静奈の暇つぶし
静奈は、自分の部屋に入ると、部屋の真ん中あるこたつを眺めた。
「やっと、今日の至福の時間ね。」
いそいそとこたつに入り込み、スイッチを入れる。
「さてと。今日で全員のはずだけど。」
部屋にあるものは、布団と、こたつと、何もない状態で来たらおかしいだろうと、適当に物を詰めた大きめのバックだけ。
ー適当に、家具もいるわね。ー
何もない虚空に手を伸ばすと、ノートが一冊あらわれる。
ペンも、同じように、虚空から。
ノートを開いて。
「〇、〇、〇、〇、、、、。と。

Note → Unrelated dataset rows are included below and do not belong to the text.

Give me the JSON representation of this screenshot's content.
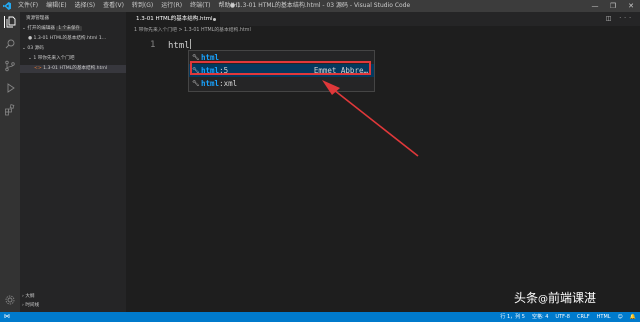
{
  "menu": [
    "文件(F)",
    "编辑(E)",
    "选择(S)",
    "查看(V)",
    "转到(G)",
    "运行(R)",
    "终端(T)",
    "帮助(H)"
  ],
  "window_title": "● 1.3-01 HTML的基本结构.html - 03 源码 - Visual Studio Code",
  "window_controls": [
    "—",
    "❐",
    "✕"
  ],
  "sidebar": {
    "header": "资源管理器",
    "open_editors": "打开的编辑器",
    "unsaved_badge": "1 个未保存",
    "open_file": "1.3-01 HTML的基本结构.html  1...",
    "folder": "03 源码",
    "subfolder": "1 带你先来入个门吧",
    "file": "1.3-01 HTML的基本结构.html",
    "outline": "大纲",
    "timeline": "时间线"
  },
  "tab": {
    "label": "1.3-01 HTML的基本结构.html"
  },
  "tab_actions": "◫ ···",
  "breadcrumb": "1 带你先来入个门吧 > 1.3-01 HTML的基本结构.html",
  "editor": {
    "line_number": "1",
    "code": "html"
  },
  "suggestions": [
    {
      "match": "html",
      "rest": "",
      "detail": "",
      "icon": "wrench-icon"
    },
    {
      "match": "html",
      "rest": ":5",
      "detail": "Emmet Abbre…",
      "icon": "wrench-icon"
    },
    {
      "match": "html",
      "rest": ":xml",
      "detail": "",
      "icon": "wrench-icon"
    }
  ],
  "status": {
    "left_icon": "remote-icon",
    "items": [
      "行 1，列 5",
      "空格: 4",
      "UTF-8",
      "CRLF",
      "HTML",
      "☺",
      "🔔"
    ]
  },
  "watermark": {
    "prefix": "头条",
    "at": "@",
    "name": "前端课湛"
  },
  "colors": {
    "accent": "#007acc",
    "highlight": "#e0383a",
    "match": "#18a3ff"
  }
}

」
顔を上げると、ノートを手にして眺める。
「わざわざ、学校内では別行動にしてるのに、見事に、誰も慎吾のことを気にしてないわね。」
ページをめくったり、戻したり。
「まっ、まだ、簡単に調べただけだから、わからないけど。ひとまず、安心ね。」
言い終わって、少し止まってから、首を傾げた静奈。
「あれ。何だか、変なことを言った気がするけど、、、。まっいいか。」
ノートに、鼻がつくほど顔を近づけ、顔をしかめる。
「んーーー。と、誰って言っても、いい子ばかりで、慎吾には勿体無いのよねーーー。悩むわ。」
と、言ったところで、こたつ布団をたくしあげた。
「あっ。ついてない、コンセントね。まったく、使わない時はコンセントを抜いとけ、なんて、慎吾が言うから。」
見るまでもない。
静奈は、コードを引っ張ると、先についているプラグを手にした。
「さてと。どうやってこたつから出ないで、、、。って、考えるまでもないわね。」
ふわりと浮き上がるこたつ。
そのまま、静奈の手がコンセントにとどくところまで移動。
「よしっ、と。」
プラグを、コンセントにさした。
もう一度、こたつ布団をめくる。
「いいわね。」
浮き上がっているこたつは、音もなく、部屋の真ん中にもどると、そっと、床に落ち着いた。
「さてと。でも、急ぐ必要もないし、じっくり調べて、と。」
ふっ、ふっ、ふっ。
静奈は、思いっきり、悪魔笑い。
「見てなさい。スーパーキューピット静奈の名にかけて、バッチリ、慎吾にハーレムを用意して見せるわ。」
もちろん、防音の結界で、声が外に漏れることはない。